Grunting, Jon rubbed a hand over his face. "Ow!" he yelped as he run his hand over something sensitive. He fingered the sore spot.

He gasped and leapt out of bed, bending down to check the small mirror on the table. He brushed his hair off of his forehead and wailed. He clapped a hand over the offending large, bulbous pimple, hiding it.

"What do I do~~?" he cried.

Theobert woke up and looked over the edge of his bassinet, curious.

Jon whirled for a moment, then took his hand off his head to raise his hands in a helpless plea. "What do I do?" he asked his baby. Theobert's face lite up in amusement and he giggled.

Jon squawked and slammed his hand back over the zit. He began to riffle desperately under his bed. He came back up with a furry beaver hat. He crammed it on his head. "What do you think?" he asked. Theobert stared at him. "You're right, I'll over heat!" Jon tore it off and cast it aside and continued to look.

"What about this?" he asked, wearing a cowboy hat.

"Nn-mm," his child said.

"This?" he asked, sporting a bandana.

"Mnn," the baby said angrily.

"This one?" wearing a reed Chinese peasant's sun hat.

Theobert growled.

"All right all right!" Jon turned and began to pull things out from under Rob's bed. "Hats, hats, what hats does Rob own?" he sang, discarding shoes, old sandwiches, erotic books, and a pink frilly dress.

"Hnmm?"

"Oh, I think I wore that for Halloween once," his mother explained. "Oh! Which reminds me, I'm sure there was a hat that went with it . . . here it is!" he turned around to show Theobert.

Theobert burst into babyish laughing, crowing joyfully. His face turned red and he rolled onto his back, kicking his legs in the air in glee.

"Shut up!" Jon complained, whacking him lightly. "It's the best of the lot, and I need to pee," and with that he left the room, the bonnet pulled down as far as it would go over his forehead.

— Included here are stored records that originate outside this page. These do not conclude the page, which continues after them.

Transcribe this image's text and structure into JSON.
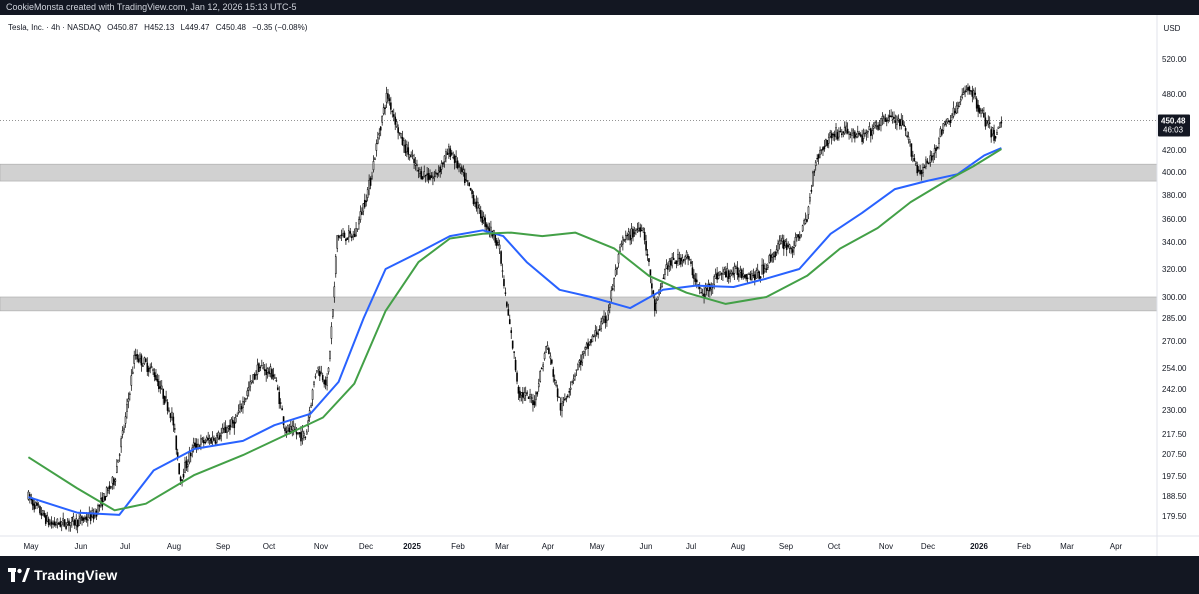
{
  "header": {
    "credit": "CookieMonsta created with TradingView.com, Jan 12, 2026 15:13 UTC-5"
  },
  "legend": {
    "symbol": "Tesla, Inc. · 4h · NASDAQ",
    "open": "O450.87",
    "high": "H452.13",
    "low": "L449.47",
    "close": "C450.48",
    "change": "−0.35 (−0.08%)"
  },
  "footer": {
    "brand": "TradingView",
    "logo_icon": "tradingview-logo-icon"
  },
  "colors": {
    "ma_fast": "#2962ff",
    "ma_slow": "#43a047",
    "candles": "#000000",
    "zones": "#d1d1d1"
  },
  "chart_data": {
    "type": "line",
    "price_scale": {
      "currency": "USD",
      "ticks": [
        520.0,
        480.0,
        450.0,
        420.0,
        400.0,
        380.0,
        360.0,
        340.0,
        320.0,
        300.0,
        285.0,
        270.0,
        254.0,
        242.0,
        230.0,
        217.5,
        207.5,
        197.5,
        188.5,
        179.5
      ],
      "log": true,
      "range": [
        170,
        545
      ]
    },
    "last_price": {
      "value": 450.48,
      "label": "450.48",
      "countdown": "46:03"
    },
    "time_axis": {
      "labels": [
        "May",
        "Jun",
        "Jul",
        "Aug",
        "Sep",
        "Oct",
        "Nov",
        "Dec",
        "2025",
        "Feb",
        "Mar",
        "Apr",
        "May",
        "Jun",
        "Jul",
        "Aug",
        "Sep",
        "Oct",
        "Nov",
        "Dec",
        "2026",
        "Feb",
        "Mar",
        "Apr"
      ],
      "bold": [
        "2025",
        "2026"
      ]
    },
    "zones": [
      {
        "low": 392,
        "high": 407
      },
      {
        "low": 290,
        "high": 300
      }
    ],
    "price_path": [
      [
        "2024-05-01",
        188
      ],
      [
        "2024-05-15",
        176
      ],
      [
        "2024-06-01",
        177
      ],
      [
        "2024-06-12",
        180
      ],
      [
        "2024-06-25",
        196
      ],
      [
        "2024-07-02",
        225
      ],
      [
        "2024-07-08",
        262
      ],
      [
        "2024-07-20",
        252
      ],
      [
        "2024-08-01",
        226
      ],
      [
        "2024-08-06",
        196
      ],
      [
        "2024-08-15",
        212
      ],
      [
        "2024-08-30",
        216
      ],
      [
        "2024-09-10",
        224
      ],
      [
        "2024-09-25",
        255
      ],
      [
        "2024-10-05",
        250
      ],
      [
        "2024-10-12",
        220
      ],
      [
        "2024-10-25",
        216
      ],
      [
        "2024-11-01",
        255
      ],
      [
        "2024-11-08",
        245
      ],
      [
        "2024-11-12",
        300
      ],
      [
        "2024-11-14",
        345
      ],
      [
        "2024-11-25",
        345
      ],
      [
        "2024-12-05",
        390
      ],
      [
        "2024-12-16",
        480
      ],
      [
        "2024-12-25",
        430
      ],
      [
        "2025-01-05",
        400
      ],
      [
        "2025-01-15",
        395
      ],
      [
        "2025-01-25",
        420
      ],
      [
        "2025-02-05",
        390
      ],
      [
        "2025-02-15",
        360
      ],
      [
        "2025-02-25",
        340
      ],
      [
        "2025-03-02",
        295
      ],
      [
        "2025-03-10",
        240
      ],
      [
        "2025-03-20",
        235
      ],
      [
        "2025-03-28",
        268
      ],
      [
        "2025-04-06",
        230
      ],
      [
        "2025-04-15",
        252
      ],
      [
        "2025-04-25",
        270
      ],
      [
        "2025-05-05",
        285
      ],
      [
        "2025-05-15",
        340
      ],
      [
        "2025-05-28",
        355
      ],
      [
        "2025-06-05",
        290
      ],
      [
        "2025-06-12",
        322
      ],
      [
        "2025-06-25",
        330
      ],
      [
        "2025-07-05",
        300
      ],
      [
        "2025-07-15",
        316
      ],
      [
        "2025-07-28",
        318
      ],
      [
        "2025-08-10",
        315
      ],
      [
        "2025-08-25",
        340
      ],
      [
        "2025-09-01",
        335
      ],
      [
        "2025-09-10",
        360
      ],
      [
        "2025-09-15",
        410
      ],
      [
        "2025-09-25",
        435
      ],
      [
        "2025-10-05",
        440
      ],
      [
        "2025-10-15",
        432
      ],
      [
        "2025-10-25",
        445
      ],
      [
        "2025-11-01",
        455
      ],
      [
        "2025-11-10",
        445
      ],
      [
        "2025-11-20",
        400
      ],
      [
        "2025-11-28",
        410
      ],
      [
        "2025-12-05",
        440
      ],
      [
        "2025-12-15",
        465
      ],
      [
        "2025-12-22",
        490
      ],
      [
        "2025-12-30",
        460
      ],
      [
        "2026-01-05",
        440
      ],
      [
        "2026-01-08",
        433
      ],
      [
        "2026-01-12",
        450
      ]
    ],
    "series": [
      {
        "name": "",
        "color": "#2962ff",
        "points": [
          [
            "2024-05-01",
            188
          ],
          [
            "2024-06-01",
            181
          ],
          [
            "2024-06-28",
            180
          ],
          [
            "2024-07-20",
            200
          ],
          [
            "2024-08-15",
            210
          ],
          [
            "2024-09-15",
            214
          ],
          [
            "2024-10-05",
            222
          ],
          [
            "2024-10-28",
            228
          ],
          [
            "2024-11-15",
            246
          ],
          [
            "2024-12-01",
            285
          ],
          [
            "2024-12-15",
            320
          ],
          [
            "2025-01-05",
            332
          ],
          [
            "2025-01-25",
            345
          ],
          [
            "2025-02-15",
            350
          ],
          [
            "2025-02-28",
            345
          ],
          [
            "2025-03-15",
            325
          ],
          [
            "2025-04-05",
            305
          ],
          [
            "2025-04-25",
            300
          ],
          [
            "2025-05-20",
            292
          ],
          [
            "2025-06-10",
            305
          ],
          [
            "2025-07-01",
            308
          ],
          [
            "2025-07-25",
            307
          ],
          [
            "2025-08-15",
            313
          ],
          [
            "2025-09-05",
            320
          ],
          [
            "2025-09-25",
            347
          ],
          [
            "2025-10-15",
            365
          ],
          [
            "2025-11-05",
            385
          ],
          [
            "2025-11-25",
            392
          ],
          [
            "2025-12-15",
            398
          ],
          [
            "2026-01-01",
            415
          ],
          [
            "2026-01-12",
            422
          ]
        ]
      },
      {
        "name": "",
        "color": "#43a047",
        "points": [
          [
            "2024-05-01",
            206
          ],
          [
            "2024-06-01",
            192
          ],
          [
            "2024-06-25",
            182
          ],
          [
            "2024-07-15",
            185
          ],
          [
            "2024-08-15",
            198
          ],
          [
            "2024-09-15",
            207
          ],
          [
            "2024-10-15",
            218
          ],
          [
            "2024-11-05",
            226
          ],
          [
            "2024-11-25",
            245
          ],
          [
            "2024-12-15",
            290
          ],
          [
            "2025-01-05",
            325
          ],
          [
            "2025-01-25",
            343
          ],
          [
            "2025-02-15",
            347
          ],
          [
            "2025-03-05",
            348
          ],
          [
            "2025-03-25",
            345
          ],
          [
            "2025-04-15",
            348
          ],
          [
            "2025-05-10",
            335
          ],
          [
            "2025-06-01",
            315
          ],
          [
            "2025-06-25",
            303
          ],
          [
            "2025-07-20",
            295
          ],
          [
            "2025-08-15",
            300
          ],
          [
            "2025-09-10",
            315
          ],
          [
            "2025-10-01",
            335
          ],
          [
            "2025-10-25",
            352
          ],
          [
            "2025-11-15",
            374
          ],
          [
            "2025-12-05",
            390
          ],
          [
            "2025-12-25",
            405
          ],
          [
            "2026-01-12",
            421
          ]
        ]
      }
    ]
  }
}
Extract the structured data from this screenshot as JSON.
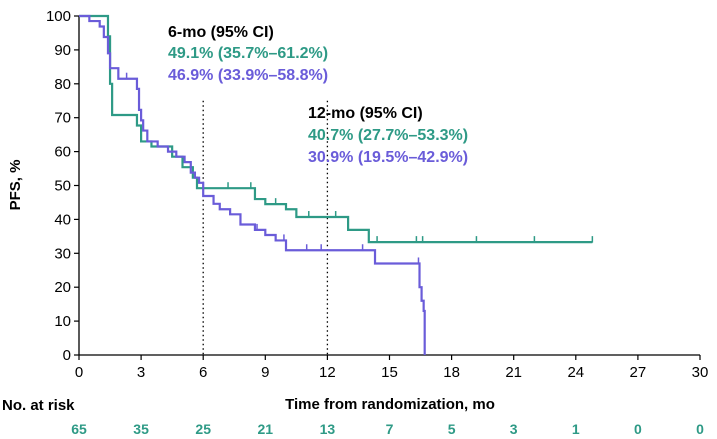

Blah blah who am I kidding, no one's reading this stupid story. There was going to be something about Theobert speaking to Jon with a demonic Satan-spawn voice but no one believing him and maybe something about being haunted by Ned Stark's ghost but you can fill it all in yourself if you care to. Although I assume if anyone did care, I would have gotten more of a response. For now, farewell the very few people who will ever read this, may your future be full of crack and your first born be a fabulous shiny pink gay baby (oh gods I can't believe I'm posting this crap . . .).